In early 2021, Iris Nevins, a longtime art collector, officially devoted her career to uplifting artists.
Originally, she planned to create an online store with her co-founder, Omar Desire, where artists can sell their work. But when she learned about NFTs, or non-replaceable tokens, in 2020, she decided the technology would be a “much more profound way to help artists.”
“We thought we could do more, have a bigger impact and generate more revenue for the artists, for ourselves, [with NFTs] than trying to sell prints and paintings online,” Nevins, 29, tells CNBC Make It.
In February 2021, Nevins and her team launched NFT studio Umba Daima, which promotes artists and educates people about Web3. The Umba Daima team manages and consults with artists, earns a percentage of their sales and helps build online communities for marketplaces.
Umba Daima also launched a number of sub-brands, which it oversees. The first was Black NFT Art, soon followed by the NFT Roundtable podcast and virtual exhibition The Unseen Gallery.
“We noticed that the artists who had a lot of success had really strong communities around them that were promoting or reposting on social media or participating in their drops,” says Nevins. The studio launched Black NFT Art “in an effort to create that kind of experience for black artists.”
An example of the success of Uumba Daima is: artist Andre Oshea, who ran the company for about four and a half months. His NFT sales were low when he first started working with Umba Daima, but now “Andre Oshea is one of the best black artists in the space,” says Nevins.
In 2021, Umba Daima earned $140,000 in revenue from all of its brands.

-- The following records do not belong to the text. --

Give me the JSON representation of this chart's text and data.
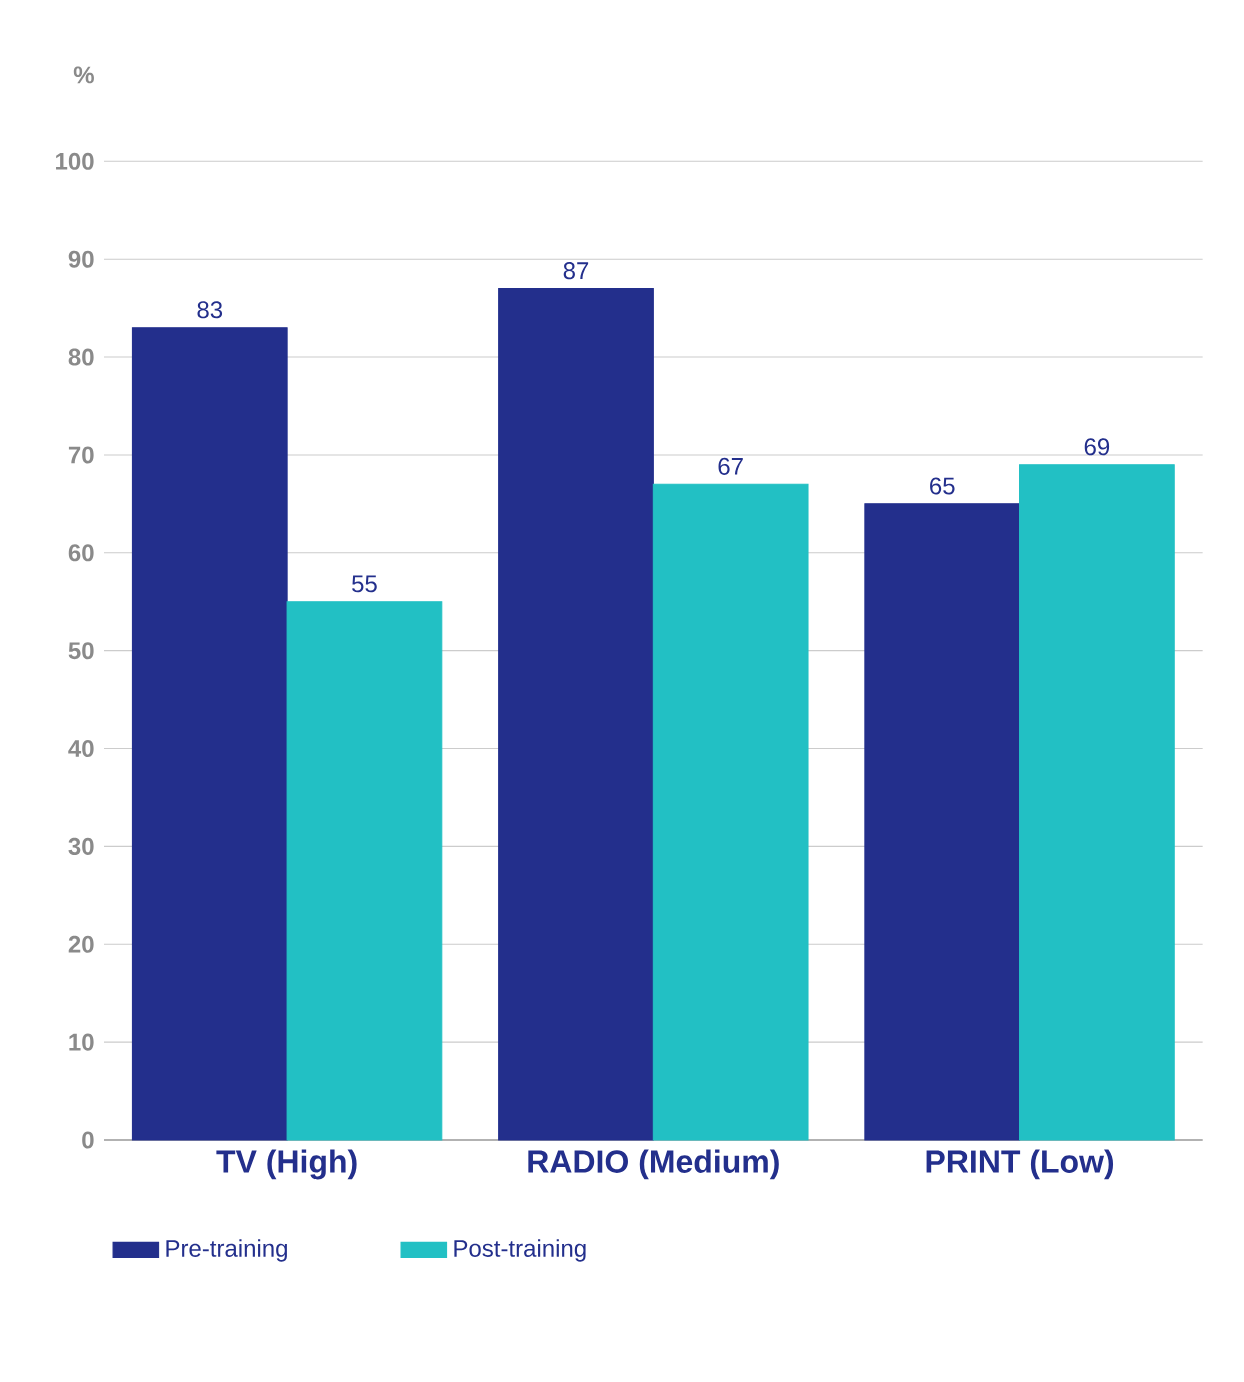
{
  "chart_data": {
    "type": "bar",
    "ylabel": "%",
    "categories": [
      "TV (High)",
      "RADIO (Medium)",
      "PRINT (Low)"
    ],
    "series": [
      {
        "name": "Pre-training",
        "color": "#232f8c",
        "values": [
          83,
          87,
          65
        ]
      },
      {
        "name": "Post-training",
        "color": "#22c0c4",
        "values": [
          55,
          67,
          69
        ]
      }
    ],
    "ylim": [
      0,
      100
    ],
    "yticks": [
      0,
      10,
      20,
      30,
      40,
      50,
      60,
      70,
      80,
      90,
      100
    ],
    "grid": "y",
    "legend": "bottom left",
    "data_labels": true
  }
}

Although it is a milestone, the team is still working on the bootstrapping. Nevins has not paid herself even though she has quit her job to focus on Umba Daima full time. Most of her team members are essentially volunteers, she says, although she pays them when she can. “We’re a good way to be profitable, but I hope it can happen soon.”
She is thankful for people like Tonya Evans, Pennsylvania State Dickinson Law professor, and Kyle Hill, head of crypto at consultancy platform Troika IO, who helped Umba Daima get started. “It was really nice, especially as a black woman founder, to have people have so much support and believe in me so much,” Nevins says.
‘Crypto, blockchain and NFT use are so important’
Passionate about equality and social justice, Nevins sees blockchain technology as a tool to close the wealth gap exacerbated by the Covid-19 pandemic, the latest data from the World Inequality Report shows.
According to the report, in 2021 the top 10% of the world’s population owned 76% of total household wealth, while the bottom 50% owned 2%.
That kind of inequality is “why I think crypto, blockchain, and NFT use are so important,” Nevins says. “It’s a technology that allows us to create a whole new economic system where power can be rebalanced.”
Nevins sees little opportunity to rework traditional financial systems and believes it is necessary to build something new to elevate those who are marginalized and underrepresented.
However, the NFT space is still not perfect.
When Nevins first started out, Nevins noticed a lack of diversity in the industry and saw an opportunity to create a more equitable space for creators of color. “There weren’t many black artists, or if there were they were really hard to find,” she says. “You didn’t see black artists selling much.”
Additionally, many of the best NFT marketplaces require creators to sign up or be invited to list their work. But Nevins says she’s noticed that some platforms don’t accept or invite artists of color.
The current application process for many NFT marketplaces also enforces a culture where only those with an “in” can succeed, Nevins says. “That’s problematic because if you’re not actively building relationships with black people in the space, how do you get black artists on the platform?” she says.
Nevins hopes that one day those same NFT marketplaces will change the way they work and work more closely with community builders, such as Black NFT Art.
“The marketplaces all benefit from the work people like me do,” she says. “It’s disappointing when many of these platforms don’t make an effort to work with us. [They] can do more to partner with local organizers.”
Looking ahead, Nevins is excited to see the growth of Black-owned NFT platforms, including: The well and Disrupt art, this year. She is also excited to see more film, music and dance NFTs in the market.
“We want to be able to help all the artists we work with to get their flowers and grow through that process,” she says. “I think most people with NFTs deal with CryptoPunks. They haven’t really looked at what mainstream artists are creating.”